UDL is an inclusive educational framework that guides curriculum development for all learners by providing them with opportunities for equal education. Through flexible approaches, UDL provides a blueprint for instructional goals, methods, materials, and assessments.
This video explores the principles of UDL and the importance of applying them in online and in-person classes
The three principles of UDL
The UDL principles are based on the three-network model of learning that considers the variability of all learners—including learners who were formerly relegated to “the margins” of our educational systems but now are recognized as part of the predictable spectrum of variation.
These principles guide the design of learning environments with a deep understanding and appreciation for individual variability.
The UDL guidelines are a tool used in the implementation of UDL. These guidelines offer a set of concrete suggestions that can be applied to any discipline or domain to ensure that all learners can access and participate in meaningful, challenging learning opportunities.
Benefits of applying UDL in higher education
UDL promotes student health & wellbeing, supports teaching excellence, ensures access, supports diverse student populations, reduces the need for some individualized accommodations and supports all students, not just those with disabilities.
UDL Plus 1 approach
While applying all the UDL guidelines to your course may seem daunting at first, it doesn't have to be. Start small by applying the UDL Plus 1 approach. In designing your curriculum and delivery models, simply consider adding one more path to success. For example, consider turning on captioning when showing videos, sharing your slide deck with students as they follow along a live lecture, or allow students to submit either written or audio recorded responses to assignments/activities.

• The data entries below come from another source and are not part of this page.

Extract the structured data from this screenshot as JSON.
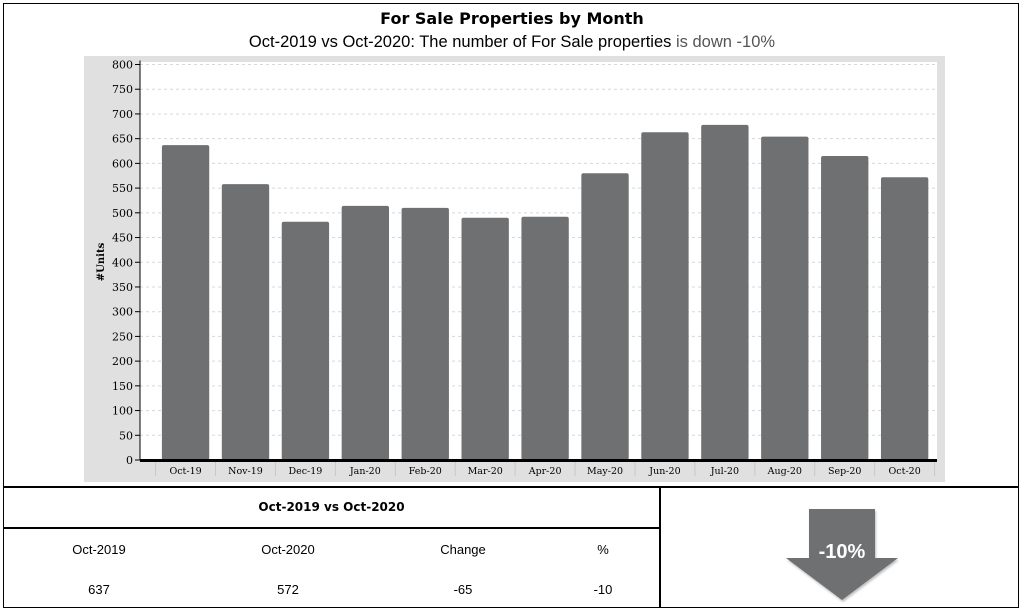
{
  "header": {
    "title": "For Sale Properties by Month",
    "subtitle_main": "Oct-2019 vs Oct-2020: The number of For Sale properties",
    "subtitle_trend": "is down -10%"
  },
  "chart_data": {
    "type": "bar",
    "categories": [
      "Oct-19",
      "Nov-19",
      "Dec-19",
      "Jan-20",
      "Feb-20",
      "Mar-20",
      "Apr-20",
      "May-20",
      "Jun-20",
      "Jul-20",
      "Aug-20",
      "Sep-20",
      "Oct-20"
    ],
    "values": [
      637,
      558,
      482,
      514,
      510,
      490,
      492,
      580,
      663,
      678,
      654,
      615,
      572
    ],
    "ylabel": "#Units",
    "ylim": [
      0,
      800
    ],
    "yticks": [
      0,
      50,
      100,
      150,
      200,
      250,
      300,
      350,
      400,
      450,
      500,
      550,
      600,
      650,
      700,
      750,
      800
    ],
    "grid": true,
    "bar_color": "#6e7072"
  },
  "comparison": {
    "title": "Oct-2019 vs Oct-2020",
    "headers": [
      "Oct-2019",
      "Oct-2020",
      "Change",
      "%"
    ],
    "values": [
      "637",
      "572",
      "-65",
      "-10"
    ]
  },
  "indicator": {
    "label": "-10%",
    "icon": "down-arrow-icon",
    "color": "#6e7072"
  }
}
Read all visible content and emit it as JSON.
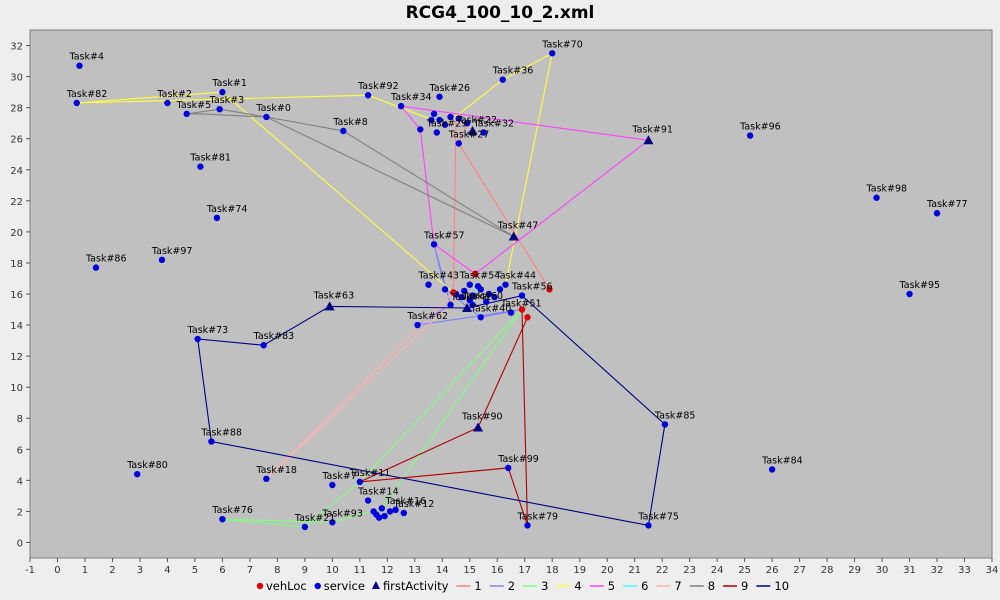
{
  "chart_data": {
    "type": "scatter",
    "title": "RCG4_100_10_2.xml",
    "xlabel": "",
    "ylabel": "",
    "xlim": [
      -1,
      34
    ],
    "ylim": [
      -1,
      33
    ],
    "grid": false,
    "legend_position": "bottom",
    "x_ticks": [
      -1,
      0,
      1,
      2,
      3,
      4,
      5,
      6,
      7,
      8,
      9,
      10,
      11,
      12,
      13,
      14,
      15,
      16,
      17,
      18,
      19,
      20,
      21,
      22,
      23,
      24,
      25,
      26,
      27,
      28,
      29,
      30,
      31,
      32,
      33,
      34
    ],
    "y_ticks": [
      0,
      2,
      4,
      6,
      8,
      10,
      12,
      14,
      16,
      18,
      20,
      22,
      24,
      26,
      28,
      30,
      32
    ],
    "legend": [
      {
        "label": "vehLoc",
        "kind": "dot",
        "color": "#dd0000"
      },
      {
        "label": "service",
        "kind": "dot",
        "color": "#0000dd"
      },
      {
        "label": "firstActivity",
        "kind": "triangle",
        "color": "#000080"
      },
      {
        "label": "1",
        "kind": "line",
        "color": "#ff8080"
      },
      {
        "label": "2",
        "kind": "line",
        "color": "#8080ff"
      },
      {
        "label": "3",
        "kind": "line",
        "color": "#80ff80"
      },
      {
        "label": "4",
        "kind": "line",
        "color": "#ffff40"
      },
      {
        "label": "5",
        "kind": "line",
        "color": "#ff40ff"
      },
      {
        "label": "6",
        "kind": "line",
        "color": "#40ffff"
      },
      {
        "label": "7",
        "kind": "line",
        "color": "#ffb0b0"
      },
      {
        "label": "8",
        "kind": "line",
        "color": "#808080"
      },
      {
        "label": "9",
        "kind": "line",
        "color": "#b00000"
      },
      {
        "label": "10",
        "kind": "line",
        "color": "#000080"
      }
    ],
    "vehicle_locations": [
      {
        "x": 17.9,
        "y": 16.3
      },
      {
        "x": 15.2,
        "y": 17.3
      },
      {
        "x": 16.9,
        "y": 15.0
      },
      {
        "x": 17.1,
        "y": 14.5
      },
      {
        "x": 14.4,
        "y": 16.1
      }
    ],
    "services": [
      {
        "label": "Task#1",
        "x": 6.0,
        "y": 29.0
      },
      {
        "label": "Task#2",
        "x": 4.0,
        "y": 28.3
      },
      {
        "label": "Task#3",
        "x": 5.9,
        "y": 27.9
      },
      {
        "label": "Task#4",
        "x": 0.8,
        "y": 30.7
      },
      {
        "label": "Task#5",
        "x": 4.7,
        "y": 27.6
      },
      {
        "label": "Task#0",
        "x": 7.6,
        "y": 27.4
      },
      {
        "label": "Task#82",
        "x": 0.7,
        "y": 28.3
      },
      {
        "label": "Task#92",
        "x": 11.3,
        "y": 28.8
      },
      {
        "label": "Task#34",
        "x": 12.5,
        "y": 28.1
      },
      {
        "label": "Task#26",
        "x": 13.9,
        "y": 28.7
      },
      {
        "label": "Task#8",
        "x": 10.4,
        "y": 26.5
      },
      {
        "label": "Task#36",
        "x": 16.2,
        "y": 29.8
      },
      {
        "label": "Task#70",
        "x": 18.0,
        "y": 31.5
      },
      {
        "label": "Task#96",
        "x": 25.2,
        "y": 26.2
      },
      {
        "label": "Task#81",
        "x": 5.2,
        "y": 24.2
      },
      {
        "label": "Task#98",
        "x": 29.8,
        "y": 22.2
      },
      {
        "label": "Task#77",
        "x": 32.0,
        "y": 21.2
      },
      {
        "label": "Task#74",
        "x": 5.8,
        "y": 20.9
      },
      {
        "label": "Task#86",
        "x": 1.4,
        "y": 17.7
      },
      {
        "label": "Task#97",
        "x": 3.8,
        "y": 18.2
      },
      {
        "label": "Task#57",
        "x": 13.7,
        "y": 19.2
      },
      {
        "label": "Task#43",
        "x": 13.5,
        "y": 16.6
      },
      {
        "label": "Task#44",
        "x": 16.3,
        "y": 16.6
      },
      {
        "label": "Task#56",
        "x": 16.9,
        "y": 15.9
      },
      {
        "label": "Task#51",
        "x": 16.5,
        "y": 14.8
      },
      {
        "label": "Task#62",
        "x": 13.1,
        "y": 14.0
      },
      {
        "label": "Task#40",
        "x": 15.4,
        "y": 14.5
      },
      {
        "label": "Task#95",
        "x": 31.0,
        "y": 16.0
      },
      {
        "label": "Task#73",
        "x": 5.1,
        "y": 13.1
      },
      {
        "label": "Task#83",
        "x": 7.5,
        "y": 12.7
      },
      {
        "label": "Task#88",
        "x": 5.6,
        "y": 6.5
      },
      {
        "label": "Task#85",
        "x": 22.1,
        "y": 7.6
      },
      {
        "label": "Task#99",
        "x": 16.4,
        "y": 4.8
      },
      {
        "label": "Task#84",
        "x": 26.0,
        "y": 4.7
      },
      {
        "label": "Task#80",
        "x": 2.9,
        "y": 4.4
      },
      {
        "label": "Task#18",
        "x": 7.6,
        "y": 4.1
      },
      {
        "label": "Task#11",
        "x": 11.0,
        "y": 3.9
      },
      {
        "label": "Task#7",
        "x": 10.0,
        "y": 3.7
      },
      {
        "label": "Task#14",
        "x": 11.3,
        "y": 2.7
      },
      {
        "label": "Task#16",
        "x": 12.3,
        "y": 2.1
      },
      {
        "label": "Task#12",
        "x": 12.6,
        "y": 1.9
      },
      {
        "label": "Task#76",
        "x": 6.0,
        "y": 1.5
      },
      {
        "label": "Task#93",
        "x": 10.0,
        "y": 1.3
      },
      {
        "label": "Task#21",
        "x": 9.0,
        "y": 1.0
      },
      {
        "label": "Task#79",
        "x": 17.1,
        "y": 1.1
      },
      {
        "label": "Task#75",
        "x": 21.5,
        "y": 1.1
      },
      {
        "label": "Task#27",
        "x": 14.6,
        "y": 25.7
      },
      {
        "label": "Task#32",
        "x": 15.5,
        "y": 26.4
      },
      {
        "label": "Task#29",
        "x": 13.8,
        "y": 26.4
      },
      {
        "label": "Task#54",
        "x": 15.0,
        "y": 16.6
      },
      {
        "label": "Task#60",
        "x": 15.1,
        "y": 15.3
      }
    ],
    "first_activities": [
      {
        "label": "Task#91",
        "x": 21.5,
        "y": 25.9
      },
      {
        "label": "Task#47",
        "x": 16.6,
        "y": 19.7
      },
      {
        "label": "Task#63",
        "x": 9.9,
        "y": 15.2
      },
      {
        "label": "Task#90",
        "x": 15.3,
        "y": 7.4
      },
      {
        "label": "Task#22",
        "x": 15.1,
        "y": 26.5
      },
      {
        "label": "Task#41",
        "x": 14.9,
        "y": 15.1
      }
    ],
    "cluster_points": [
      {
        "x": 13.2,
        "y": 26.6
      },
      {
        "x": 13.9,
        "y": 27.2
      },
      {
        "x": 14.3,
        "y": 27.4
      },
      {
        "x": 13.7,
        "y": 27.6
      },
      {
        "x": 14.6,
        "y": 27.3
      },
      {
        "x": 14.9,
        "y": 27.0
      },
      {
        "x": 13.6,
        "y": 27.2
      },
      {
        "x": 14.1,
        "y": 26.9
      },
      {
        "x": 14.1,
        "y": 16.3
      },
      {
        "x": 14.5,
        "y": 16.0
      },
      {
        "x": 14.8,
        "y": 16.2
      },
      {
        "x": 15.1,
        "y": 15.9
      },
      {
        "x": 15.4,
        "y": 16.3
      },
      {
        "x": 15.7,
        "y": 16.0
      },
      {
        "x": 15.0,
        "y": 15.6
      },
      {
        "x": 15.6,
        "y": 15.5
      },
      {
        "x": 15.9,
        "y": 15.8
      },
      {
        "x": 16.1,
        "y": 16.3
      },
      {
        "x": 14.3,
        "y": 15.3
      },
      {
        "x": 14.7,
        "y": 15.8
      },
      {
        "x": 15.3,
        "y": 16.5
      },
      {
        "x": 11.8,
        "y": 2.2
      },
      {
        "x": 11.6,
        "y": 1.8
      },
      {
        "x": 11.9,
        "y": 1.7
      },
      {
        "x": 12.1,
        "y": 2.0
      },
      {
        "x": 11.5,
        "y": 2.0
      },
      {
        "x": 11.7,
        "y": 1.6
      }
    ],
    "routes": [
      {
        "name": "1",
        "color": "#ff8080",
        "points": [
          [
            17.9,
            16.3
          ],
          [
            14.6,
            25.7
          ],
          [
            14.9,
            27.0
          ],
          [
            14.5,
            27.2
          ],
          [
            14.4,
            16.1
          ]
        ]
      },
      {
        "name": "2",
        "color": "#8080ff",
        "points": [
          [
            16.9,
            15.0
          ],
          [
            13.1,
            14.0
          ],
          [
            14.3,
            15.3
          ],
          [
            13.7,
            19.2
          ],
          [
            14.1,
            16.3
          ],
          [
            15.4,
            14.5
          ],
          [
            16.9,
            15.0
          ]
        ]
      },
      {
        "name": "3",
        "color": "#80ff80",
        "points": [
          [
            16.9,
            15.0
          ],
          [
            11.0,
            3.9
          ],
          [
            9.0,
            1.0
          ],
          [
            6.0,
            1.5
          ],
          [
            10.0,
            1.3
          ],
          [
            11.8,
            2.2
          ],
          [
            16.9,
            15.0
          ]
        ]
      },
      {
        "name": "4",
        "color": "#ffff40",
        "points": [
          [
            14.4,
            16.1
          ],
          [
            6.0,
            29.0
          ],
          [
            0.7,
            28.3
          ],
          [
            11.3,
            28.8
          ],
          [
            14.1,
            26.9
          ],
          [
            16.2,
            29.8
          ],
          [
            18.0,
            31.5
          ],
          [
            16.3,
            16.6
          ]
        ]
      },
      {
        "name": "5",
        "color": "#ff40ff",
        "points": [
          [
            15.2,
            17.3
          ],
          [
            21.5,
            25.9
          ],
          [
            12.5,
            28.1
          ],
          [
            13.2,
            26.6
          ],
          [
            13.7,
            19.2
          ],
          [
            15.2,
            17.3
          ]
        ]
      },
      {
        "name": "6",
        "color": "#40ffff",
        "points": [
          [
            15.0,
            16.6
          ],
          [
            15.3,
            16.5
          ],
          [
            15.0,
            15.6
          ]
        ]
      },
      {
        "name": "7",
        "color": "#ffb0b0",
        "points": [
          [
            14.4,
            16.1
          ],
          [
            7.6,
            4.1
          ],
          [
            14.8,
            16.2
          ]
        ]
      },
      {
        "name": "8",
        "color": "#808080",
        "points": [
          [
            16.6,
            19.7
          ],
          [
            10.4,
            26.5
          ],
          [
            7.6,
            27.4
          ],
          [
            5.2,
            27.6
          ],
          [
            4.7,
            27.6
          ],
          [
            5.9,
            27.9
          ],
          [
            7.6,
            27.4
          ],
          [
            16.6,
            19.7
          ]
        ]
      },
      {
        "name": "9",
        "color": "#b00000",
        "points": [
          [
            17.1,
            14.5
          ],
          [
            15.3,
            7.4
          ],
          [
            11.0,
            3.9
          ],
          [
            16.4,
            4.8
          ],
          [
            17.1,
            1.1
          ],
          [
            16.9,
            15.0
          ]
        ]
      },
      {
        "name": "10",
        "color": "#000080",
        "points": [
          [
            16.9,
            15.9
          ],
          [
            22.1,
            7.6
          ],
          [
            21.5,
            1.1
          ],
          [
            5.6,
            6.5
          ],
          [
            5.1,
            13.1
          ],
          [
            7.5,
            12.7
          ],
          [
            9.9,
            15.2
          ],
          [
            14.9,
            15.1
          ],
          [
            16.9,
            15.9
          ]
        ]
      }
    ]
  }
}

Examples of how to keep students engaged
Send students a welcome message at the beginning of the semester
Send regular encouraging messages to students (i.e., weekly, bi-monthly)
Offer no-consequence practice
Show content relevance to students
Tie course goals to student lives
Increase mastery-oriented feedback
Examples of how to represent content in more than one way
Create alt-text description for images
Turn on captioning for videos and lectures on Zoom
Clarify vocabulary and symbols
Provide transcript for video and audio
Provide slide decks to students to follow along during lectures
Examples of how students can demonstrate their skills in different ways
Provide options for submitting work both in written format and an audio recording
Give students the option to work alone or in a group
Allow students to choose between doing live or pre-recorded presentations
Help students plan work
Course outline statements
By including an accessibility and UDL statement in your course outline, students will be made aware of what UDL elements have been included in the course, as well as the options that exist for them if accommodations are required. If you need support customizing the accessibility and UDL statement for your course, please contact CTL.
At Concordia, we value inclusion and accessibility. In my role as the instructor of this course, I strive to make the learning experience in my classroom as accessible as possible for all students. For this reason, I will be using principles of Universal Design for Learning (UDL) in my course. For instance, for the midterm exam all students will be getting 100% extra time on top of the expected completion time of the test. That is, the expected completion time of the midterm is 1 hour, but everyone will get 2 hours. This will reduce barriers related to test taking for all students. In some cases, students who use a computer or other types of adapted technology may need to write their exams with the Access Centre for Students with Disabilities (ACSD) even though I will be providing the extra time. If you require accommodations other than extra time for exams, or receive more than double time on exams, please feel free to reach out to me or your advisor at the ACSD. For registration with the ACSD, please check out the ACSD website.
At Concordia, we value inclusion and accessibility. In my role as the instructor of this course, I strive to make the learning experience in my classroom as accessible as possible for all students. For this reason, I will be using principles of Universal Design for Learning (UDL) in my course. For instance, for the oral presentation, students can choose whether they want to present live in front of the class or present a video recording of their presentation to the class, or simply present it to me. This will reduce barriers related to presenting in front of groups, which may impact many students. If you require accommodations not addressed in this course, please feel free to reach out to me or your advisor at the Access Centre for Students with Disabilities (ACSD). For registration with the ACSD, please check out the ACSD website.
Barriers that impact engagement can be related to exam/performance anxiety, lacking clarity on expectations of the assignment, misunderstanding instructions, or lacking parameters of topics covered on a test. Offering choice and variety in assessment conditions can reduce these barriers, as well as clearly articulating expectations and assignments parameters on a course outline. Clear expectations can reduce anxiety and increase engagement. Offer students study questions or rubrics, as well opportunities to ask questions.
Action & Expression
Barriers related to action and expression, such as assessments having a single response mode (i.e., only multiple-choice responses), having the same format for all assessments (i.e., only papers or only exams), or sequential exams. Consider varying the response mode and offering options or take-home exams.
When planning assessments, consider the ways in which the items are presented—text, graphs, charts, images, videos, demonstrations, objects to manipulate. Consider highlighting critical features in a text or graphic or providing definitions for vocabulary.